CINCINNATI (May 19, 2021)—Protech Home Medical Corp., a U.S.-based provider of home medical equipment focused on end-to-end respiratory care, is pleased to announce that, subject to the receipt of all required regulatory approvals, including the approval of the TSX Venture Exchange (TSXV), it intends to change its name to Quipt Home Medical Corp. and consolidate its common shares on the basis of one post-consolidation common share for every four pre-consolidation shares. The name change and consolidation were completed on May 13, 2021, and it is expected that the common shares will commence trading on the TSXV on a post-share consolidation basis under the new name and new symbol “QIPT” on such date. The name change, symbol change and share consolidation are proposed to be completed in anticipation of the Company’s application to list the common shares on the NASDAQ Capital Market (NASDAQ).
The company aims to set the standard of the home health industry and will be branded and utilized in local markets over time to meet the one-of-a-kind needs of every individual that puts their confidence in the name. Supported by the reach and the reputation of current local brands, following the name change, the company will continue to strive to enrich the lives of patients by providing full-service technology-enabled home health care solutions to suit every kind of need, for every kind of patient.

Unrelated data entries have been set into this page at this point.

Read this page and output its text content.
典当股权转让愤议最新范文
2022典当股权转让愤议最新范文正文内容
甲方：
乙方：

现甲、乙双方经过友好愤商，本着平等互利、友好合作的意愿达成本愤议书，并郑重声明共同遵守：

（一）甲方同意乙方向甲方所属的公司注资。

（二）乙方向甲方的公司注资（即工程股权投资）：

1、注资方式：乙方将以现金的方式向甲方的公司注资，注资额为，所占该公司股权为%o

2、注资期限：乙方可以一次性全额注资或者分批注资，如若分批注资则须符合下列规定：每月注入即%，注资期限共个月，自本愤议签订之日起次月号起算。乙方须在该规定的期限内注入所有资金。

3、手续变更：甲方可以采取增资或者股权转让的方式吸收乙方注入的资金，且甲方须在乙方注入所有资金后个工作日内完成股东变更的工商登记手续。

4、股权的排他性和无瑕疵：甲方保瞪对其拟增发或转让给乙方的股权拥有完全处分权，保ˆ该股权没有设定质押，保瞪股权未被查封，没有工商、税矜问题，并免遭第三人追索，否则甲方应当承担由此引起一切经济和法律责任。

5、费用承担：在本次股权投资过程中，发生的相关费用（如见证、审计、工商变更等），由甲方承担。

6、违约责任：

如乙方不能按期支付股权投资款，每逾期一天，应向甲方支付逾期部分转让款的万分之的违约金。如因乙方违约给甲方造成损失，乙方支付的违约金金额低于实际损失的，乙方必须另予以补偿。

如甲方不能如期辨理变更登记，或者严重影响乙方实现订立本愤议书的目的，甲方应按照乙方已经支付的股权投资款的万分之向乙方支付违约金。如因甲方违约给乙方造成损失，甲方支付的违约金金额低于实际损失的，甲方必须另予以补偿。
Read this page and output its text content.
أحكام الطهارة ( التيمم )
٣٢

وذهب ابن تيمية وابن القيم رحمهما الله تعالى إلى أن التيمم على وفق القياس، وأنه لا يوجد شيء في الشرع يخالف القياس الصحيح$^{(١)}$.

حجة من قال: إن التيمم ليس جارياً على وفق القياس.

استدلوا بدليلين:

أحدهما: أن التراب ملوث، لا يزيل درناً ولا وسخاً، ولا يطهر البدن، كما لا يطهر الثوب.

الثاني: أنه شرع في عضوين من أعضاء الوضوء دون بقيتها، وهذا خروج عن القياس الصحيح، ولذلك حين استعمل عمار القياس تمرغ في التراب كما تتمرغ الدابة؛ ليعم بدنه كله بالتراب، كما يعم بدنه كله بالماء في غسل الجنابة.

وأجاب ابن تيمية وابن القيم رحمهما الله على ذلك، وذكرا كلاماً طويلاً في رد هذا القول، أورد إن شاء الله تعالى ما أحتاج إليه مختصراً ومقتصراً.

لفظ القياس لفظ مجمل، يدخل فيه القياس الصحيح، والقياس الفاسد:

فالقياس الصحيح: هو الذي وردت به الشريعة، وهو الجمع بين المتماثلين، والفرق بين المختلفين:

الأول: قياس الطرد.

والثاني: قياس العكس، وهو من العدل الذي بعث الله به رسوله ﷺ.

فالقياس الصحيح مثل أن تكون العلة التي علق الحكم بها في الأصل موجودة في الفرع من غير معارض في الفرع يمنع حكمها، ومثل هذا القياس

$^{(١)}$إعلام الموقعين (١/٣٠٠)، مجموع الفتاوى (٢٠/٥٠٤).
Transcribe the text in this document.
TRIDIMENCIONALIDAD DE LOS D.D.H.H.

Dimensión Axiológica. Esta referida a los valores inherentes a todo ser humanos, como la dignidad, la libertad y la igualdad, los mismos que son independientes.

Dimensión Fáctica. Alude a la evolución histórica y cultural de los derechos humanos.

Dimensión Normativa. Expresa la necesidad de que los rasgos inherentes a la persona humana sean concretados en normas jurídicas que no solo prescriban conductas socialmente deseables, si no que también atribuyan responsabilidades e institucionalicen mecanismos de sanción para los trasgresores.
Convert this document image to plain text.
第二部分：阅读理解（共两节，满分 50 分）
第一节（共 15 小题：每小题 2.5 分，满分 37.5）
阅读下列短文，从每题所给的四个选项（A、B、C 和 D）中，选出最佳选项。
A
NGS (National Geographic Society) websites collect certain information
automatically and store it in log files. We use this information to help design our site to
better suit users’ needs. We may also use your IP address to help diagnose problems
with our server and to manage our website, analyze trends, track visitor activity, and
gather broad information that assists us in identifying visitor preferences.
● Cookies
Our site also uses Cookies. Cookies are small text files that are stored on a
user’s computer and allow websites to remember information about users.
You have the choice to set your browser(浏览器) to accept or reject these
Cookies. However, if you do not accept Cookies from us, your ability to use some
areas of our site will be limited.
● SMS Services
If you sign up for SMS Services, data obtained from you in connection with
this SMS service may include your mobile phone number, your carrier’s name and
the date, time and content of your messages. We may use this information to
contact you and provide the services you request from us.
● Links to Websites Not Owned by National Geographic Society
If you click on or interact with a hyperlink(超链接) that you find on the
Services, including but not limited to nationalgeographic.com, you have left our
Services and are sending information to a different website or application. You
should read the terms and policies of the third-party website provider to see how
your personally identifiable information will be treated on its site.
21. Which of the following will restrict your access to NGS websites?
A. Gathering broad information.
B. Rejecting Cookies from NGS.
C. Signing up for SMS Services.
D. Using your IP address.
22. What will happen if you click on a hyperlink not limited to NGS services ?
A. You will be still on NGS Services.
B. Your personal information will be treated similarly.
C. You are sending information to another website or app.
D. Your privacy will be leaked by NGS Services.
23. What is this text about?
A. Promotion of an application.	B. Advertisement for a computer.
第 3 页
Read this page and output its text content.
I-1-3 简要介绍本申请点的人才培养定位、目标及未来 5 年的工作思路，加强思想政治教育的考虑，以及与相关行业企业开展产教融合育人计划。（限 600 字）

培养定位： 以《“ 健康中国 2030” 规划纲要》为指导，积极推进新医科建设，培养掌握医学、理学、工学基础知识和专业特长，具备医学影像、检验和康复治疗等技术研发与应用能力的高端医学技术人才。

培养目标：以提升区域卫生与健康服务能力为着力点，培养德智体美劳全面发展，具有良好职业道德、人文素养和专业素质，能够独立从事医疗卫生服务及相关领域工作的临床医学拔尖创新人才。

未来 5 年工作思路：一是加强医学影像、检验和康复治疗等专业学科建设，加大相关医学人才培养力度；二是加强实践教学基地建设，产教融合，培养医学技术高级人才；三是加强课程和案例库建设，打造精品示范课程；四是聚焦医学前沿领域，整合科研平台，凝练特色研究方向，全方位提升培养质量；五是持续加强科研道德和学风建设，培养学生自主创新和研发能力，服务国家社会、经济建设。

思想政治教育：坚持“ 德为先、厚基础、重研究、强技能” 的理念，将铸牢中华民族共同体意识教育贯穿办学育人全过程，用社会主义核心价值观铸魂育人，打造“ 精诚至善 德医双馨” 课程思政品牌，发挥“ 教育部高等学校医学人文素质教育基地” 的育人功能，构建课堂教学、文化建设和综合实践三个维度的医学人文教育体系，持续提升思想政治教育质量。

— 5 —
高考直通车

“This represents a major milestone in the history of our company, as we transform into Quipt Home Medical, readying for national expansion across the United States as a leader in respiratory homecare. Driven by our technology focused, patient-centric model, organic growth initiatives such as elevating our brand, combined with our acquisition plans has significantly widened our aperture of opportunity for our business,” said Greg Crawford, chairman and CEO of Protech. “We feel timing our renaming process alongside our proposed NASDAQ listing will allow us to significantly garner awareness for our company in the United States. We expect to utilize Quipt as a brand over time in local markets, aiding in our robust organic growth strategy. Our interconnected healthcare platform is providing us much opportunity to gain market share and Quipt has all the resources needed to seize these opportunities. Additionally, I am pleased to report that our acquisition pipeline continues to be full, and we have a sustained focus on larger accretive transactions which further our goal of creating scale, and we look forward to keeping shareholders apprised as appropriate.”
More on the Stock Plan
The company expects that on the same date that the common shares begin to trade on a post-share consolidation basis under the new name, its 8.0% unsecured convertible debentures due on March 7, 2024, will commence trading on the TSXV under the new symbol “QIPT.DB.A”. No action will be required by existing holders of the debentures with respect to the name change or share consolidation.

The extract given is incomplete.